Pour cela, le MSB propose l'indicateur de Performance Résiliente Nette NRP (Net Resilient Performance) :
NRP = PUA ⋅ (1 − ASR)
Où PUA (Performance Under Attack) est la proportion de tâches utilisateur que l'Agent accomplit dans un environnement hostile, et ASR est le taux de réussite des attaques. Le NRP vise à évaluer la capacité globale de résistance aux risques de l'Agent, à la fois à résister aux attaques et à maintenir ses performances, fournissant une norme quantitative complète équilibrant performance et sécurité.
Figure 2 : NRP vs ASR, NRP vs PUA.
Toutes les méthodes d'attaque sont efficaces
Figure 3 : Résultats principaux de l'expérience.
L'équipe de recherche a utilisé le MSB pour tester à grande échelle 10 modèles principaux, dont GPT-5, DeepSeek-V3.1, Claude 4 Sonnet, Qwen3. Toutes les méthodes d'attaque se sont avérées efficaces, avec un ASR moyen global de 40,35%. Parmi elles, les nouvelles attaques introduites par le MCP sont plus agressives ; comparées aux attaques PI et RI déjà existantes dans les function calling, les attaques basées sur le MCP comme UI et FE ont un taux de réussite plus élevé. Les attaques mixtes, quant à elles, montrent un effet synergique : leur taux de réussite est supérieur à celui des attaques simples qui les composent.
Plus le modèle est puissant, plus il est fragile
La relation entre les différents indicateurs révèle une conclusion contre-intuitive : plus un modèle est capable, plus il est souvent vulnérable aux attaques.
Figure 4 : PUA vs ASR.
Dans le MSB, accomplir une tâche d'attaque nécessite toujours que l'Agent appelle des outils, par exemple utiliser un outil de lecture de fichier pour obtenir des informations personnelles. Les LLM ayant une plus grande utilité, grâce à leurs meilleures capacités d'appel d'outils et de suivi d'instructions, présentent un ASR plus élevé. Cette découverte révèle l'énorme risque pratique des vulnérabilités de sécurité du MCP.
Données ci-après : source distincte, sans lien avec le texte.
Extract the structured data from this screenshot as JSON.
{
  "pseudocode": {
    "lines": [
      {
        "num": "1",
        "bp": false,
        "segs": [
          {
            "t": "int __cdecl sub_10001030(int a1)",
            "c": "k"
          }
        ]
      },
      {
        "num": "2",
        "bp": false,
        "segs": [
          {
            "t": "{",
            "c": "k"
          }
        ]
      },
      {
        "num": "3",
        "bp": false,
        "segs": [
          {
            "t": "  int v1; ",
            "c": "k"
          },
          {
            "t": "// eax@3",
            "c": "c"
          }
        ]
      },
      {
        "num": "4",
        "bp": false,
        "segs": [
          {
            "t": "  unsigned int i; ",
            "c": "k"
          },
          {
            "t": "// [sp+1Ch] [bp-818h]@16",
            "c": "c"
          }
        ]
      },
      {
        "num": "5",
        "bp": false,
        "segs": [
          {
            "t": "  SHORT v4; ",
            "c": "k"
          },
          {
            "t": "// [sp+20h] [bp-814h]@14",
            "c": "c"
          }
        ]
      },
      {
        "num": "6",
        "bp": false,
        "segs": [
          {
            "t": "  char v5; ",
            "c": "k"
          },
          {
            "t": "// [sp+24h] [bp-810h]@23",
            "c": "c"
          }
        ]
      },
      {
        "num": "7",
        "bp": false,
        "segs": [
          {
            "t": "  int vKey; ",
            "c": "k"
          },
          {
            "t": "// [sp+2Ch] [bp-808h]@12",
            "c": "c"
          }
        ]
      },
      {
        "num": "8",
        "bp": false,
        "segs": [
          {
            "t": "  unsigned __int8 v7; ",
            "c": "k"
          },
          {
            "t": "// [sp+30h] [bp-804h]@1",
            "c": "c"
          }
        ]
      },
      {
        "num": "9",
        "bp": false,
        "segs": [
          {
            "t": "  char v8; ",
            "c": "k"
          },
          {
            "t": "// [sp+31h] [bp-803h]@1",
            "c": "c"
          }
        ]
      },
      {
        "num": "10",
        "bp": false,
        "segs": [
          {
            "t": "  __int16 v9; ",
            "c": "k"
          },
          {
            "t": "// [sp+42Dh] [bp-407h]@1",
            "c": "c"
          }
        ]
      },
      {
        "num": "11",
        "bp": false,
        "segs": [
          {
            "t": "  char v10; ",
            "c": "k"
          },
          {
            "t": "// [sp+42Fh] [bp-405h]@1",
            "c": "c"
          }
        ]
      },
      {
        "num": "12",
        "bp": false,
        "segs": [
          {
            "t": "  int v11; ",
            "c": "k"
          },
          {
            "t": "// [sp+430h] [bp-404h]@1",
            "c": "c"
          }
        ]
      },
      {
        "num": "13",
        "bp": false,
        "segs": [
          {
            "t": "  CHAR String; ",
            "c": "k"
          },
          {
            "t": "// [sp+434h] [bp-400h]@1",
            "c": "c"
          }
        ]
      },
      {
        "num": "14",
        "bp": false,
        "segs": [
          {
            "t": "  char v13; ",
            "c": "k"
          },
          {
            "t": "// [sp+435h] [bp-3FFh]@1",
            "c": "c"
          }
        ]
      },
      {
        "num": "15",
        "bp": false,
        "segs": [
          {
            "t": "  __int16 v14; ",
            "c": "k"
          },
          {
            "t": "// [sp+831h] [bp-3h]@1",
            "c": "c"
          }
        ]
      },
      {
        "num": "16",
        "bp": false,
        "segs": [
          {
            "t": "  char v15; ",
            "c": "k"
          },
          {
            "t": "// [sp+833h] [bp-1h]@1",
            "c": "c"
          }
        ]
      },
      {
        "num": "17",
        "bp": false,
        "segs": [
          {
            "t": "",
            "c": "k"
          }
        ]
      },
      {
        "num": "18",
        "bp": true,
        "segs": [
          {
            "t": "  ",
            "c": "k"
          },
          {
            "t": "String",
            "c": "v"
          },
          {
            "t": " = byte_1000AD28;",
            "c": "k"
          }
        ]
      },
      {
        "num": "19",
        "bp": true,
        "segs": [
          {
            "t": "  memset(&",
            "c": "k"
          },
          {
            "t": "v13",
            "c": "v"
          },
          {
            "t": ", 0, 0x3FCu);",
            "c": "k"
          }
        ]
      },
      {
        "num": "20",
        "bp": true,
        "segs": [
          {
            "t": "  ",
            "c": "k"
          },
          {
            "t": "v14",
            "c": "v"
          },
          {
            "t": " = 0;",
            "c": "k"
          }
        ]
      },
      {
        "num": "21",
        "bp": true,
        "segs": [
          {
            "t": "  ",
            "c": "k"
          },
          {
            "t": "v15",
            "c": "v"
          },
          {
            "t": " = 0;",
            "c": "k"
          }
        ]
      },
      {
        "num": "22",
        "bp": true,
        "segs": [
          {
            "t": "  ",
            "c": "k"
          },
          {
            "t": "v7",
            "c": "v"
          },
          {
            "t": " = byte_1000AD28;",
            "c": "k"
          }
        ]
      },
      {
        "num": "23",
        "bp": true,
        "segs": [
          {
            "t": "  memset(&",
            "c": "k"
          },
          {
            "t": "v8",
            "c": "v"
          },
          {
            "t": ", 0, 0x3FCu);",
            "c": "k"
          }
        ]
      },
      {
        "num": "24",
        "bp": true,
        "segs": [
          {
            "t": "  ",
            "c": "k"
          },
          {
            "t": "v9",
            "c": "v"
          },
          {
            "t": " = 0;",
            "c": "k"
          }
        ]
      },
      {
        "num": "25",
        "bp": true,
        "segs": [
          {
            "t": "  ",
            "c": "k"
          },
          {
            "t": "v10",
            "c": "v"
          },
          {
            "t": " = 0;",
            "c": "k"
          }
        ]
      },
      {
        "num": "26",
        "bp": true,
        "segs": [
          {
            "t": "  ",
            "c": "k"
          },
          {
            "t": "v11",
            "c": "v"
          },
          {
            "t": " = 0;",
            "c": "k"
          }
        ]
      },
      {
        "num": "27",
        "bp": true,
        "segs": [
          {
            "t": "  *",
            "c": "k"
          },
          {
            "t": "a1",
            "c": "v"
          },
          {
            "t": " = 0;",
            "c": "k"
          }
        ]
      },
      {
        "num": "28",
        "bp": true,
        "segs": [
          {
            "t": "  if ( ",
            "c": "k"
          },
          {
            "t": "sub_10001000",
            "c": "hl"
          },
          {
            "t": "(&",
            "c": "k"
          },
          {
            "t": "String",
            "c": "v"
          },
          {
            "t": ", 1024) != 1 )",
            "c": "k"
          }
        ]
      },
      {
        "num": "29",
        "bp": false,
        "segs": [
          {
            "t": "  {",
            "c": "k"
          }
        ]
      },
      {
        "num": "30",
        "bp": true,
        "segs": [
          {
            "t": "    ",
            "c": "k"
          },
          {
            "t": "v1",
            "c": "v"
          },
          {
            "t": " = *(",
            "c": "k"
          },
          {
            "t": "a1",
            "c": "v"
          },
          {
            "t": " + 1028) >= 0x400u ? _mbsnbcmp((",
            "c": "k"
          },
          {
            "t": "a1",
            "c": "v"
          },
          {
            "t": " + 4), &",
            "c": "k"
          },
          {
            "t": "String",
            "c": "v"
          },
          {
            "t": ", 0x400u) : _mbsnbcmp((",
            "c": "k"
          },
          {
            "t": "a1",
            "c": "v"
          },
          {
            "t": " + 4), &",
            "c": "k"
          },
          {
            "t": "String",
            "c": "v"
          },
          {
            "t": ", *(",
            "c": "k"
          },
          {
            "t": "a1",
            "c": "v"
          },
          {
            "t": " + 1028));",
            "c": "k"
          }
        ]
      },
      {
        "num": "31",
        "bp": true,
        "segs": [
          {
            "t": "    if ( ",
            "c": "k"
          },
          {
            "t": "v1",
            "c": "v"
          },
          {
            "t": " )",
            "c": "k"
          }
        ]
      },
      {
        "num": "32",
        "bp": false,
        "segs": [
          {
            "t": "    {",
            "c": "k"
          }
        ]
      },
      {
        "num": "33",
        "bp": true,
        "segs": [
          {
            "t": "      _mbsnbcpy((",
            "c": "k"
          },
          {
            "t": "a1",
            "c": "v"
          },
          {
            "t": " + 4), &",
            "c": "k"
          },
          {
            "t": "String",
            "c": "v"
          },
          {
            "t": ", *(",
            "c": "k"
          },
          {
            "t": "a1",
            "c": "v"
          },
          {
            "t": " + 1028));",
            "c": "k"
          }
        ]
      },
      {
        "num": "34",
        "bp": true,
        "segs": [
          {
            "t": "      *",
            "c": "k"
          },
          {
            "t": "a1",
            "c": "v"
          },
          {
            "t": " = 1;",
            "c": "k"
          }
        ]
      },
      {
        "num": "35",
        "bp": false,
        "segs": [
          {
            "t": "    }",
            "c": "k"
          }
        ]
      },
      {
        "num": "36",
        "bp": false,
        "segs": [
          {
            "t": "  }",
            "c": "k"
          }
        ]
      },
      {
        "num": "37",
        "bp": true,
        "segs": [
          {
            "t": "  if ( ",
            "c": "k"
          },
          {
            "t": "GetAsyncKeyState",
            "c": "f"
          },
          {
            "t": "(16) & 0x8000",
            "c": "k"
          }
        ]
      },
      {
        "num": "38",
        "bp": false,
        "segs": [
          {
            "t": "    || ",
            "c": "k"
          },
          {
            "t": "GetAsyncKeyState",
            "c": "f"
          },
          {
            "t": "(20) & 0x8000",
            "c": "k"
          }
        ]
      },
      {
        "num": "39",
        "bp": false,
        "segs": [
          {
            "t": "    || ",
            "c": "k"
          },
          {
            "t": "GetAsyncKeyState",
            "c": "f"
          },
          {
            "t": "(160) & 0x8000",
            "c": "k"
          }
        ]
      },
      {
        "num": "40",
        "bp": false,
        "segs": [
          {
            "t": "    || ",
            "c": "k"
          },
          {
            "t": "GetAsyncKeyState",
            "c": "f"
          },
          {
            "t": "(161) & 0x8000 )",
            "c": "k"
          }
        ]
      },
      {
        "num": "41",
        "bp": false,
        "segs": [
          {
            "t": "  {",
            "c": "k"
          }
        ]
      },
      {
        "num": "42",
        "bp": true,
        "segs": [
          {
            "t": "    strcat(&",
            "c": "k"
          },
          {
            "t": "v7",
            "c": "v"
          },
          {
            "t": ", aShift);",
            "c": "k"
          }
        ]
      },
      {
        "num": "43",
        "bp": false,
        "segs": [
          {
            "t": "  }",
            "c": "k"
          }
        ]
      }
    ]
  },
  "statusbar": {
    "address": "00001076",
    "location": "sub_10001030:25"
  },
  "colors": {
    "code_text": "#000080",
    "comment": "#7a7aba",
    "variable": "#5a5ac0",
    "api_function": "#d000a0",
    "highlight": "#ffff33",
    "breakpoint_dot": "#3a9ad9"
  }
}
Compromission de l'environnement à toutes les étapes et dans des environnements multi-outils
Figure 5 : ASR selon les étapes et configurations d'outils.
Une analyse plus approfondie sous l'angle du flux de travail MCP et de la configuration des outils révèle que l'Agent est vulnérable aux attaques à toutes les étapes du MCP, la sécurité du modèle étant la plus faible lors de la phase d'appel d'outil.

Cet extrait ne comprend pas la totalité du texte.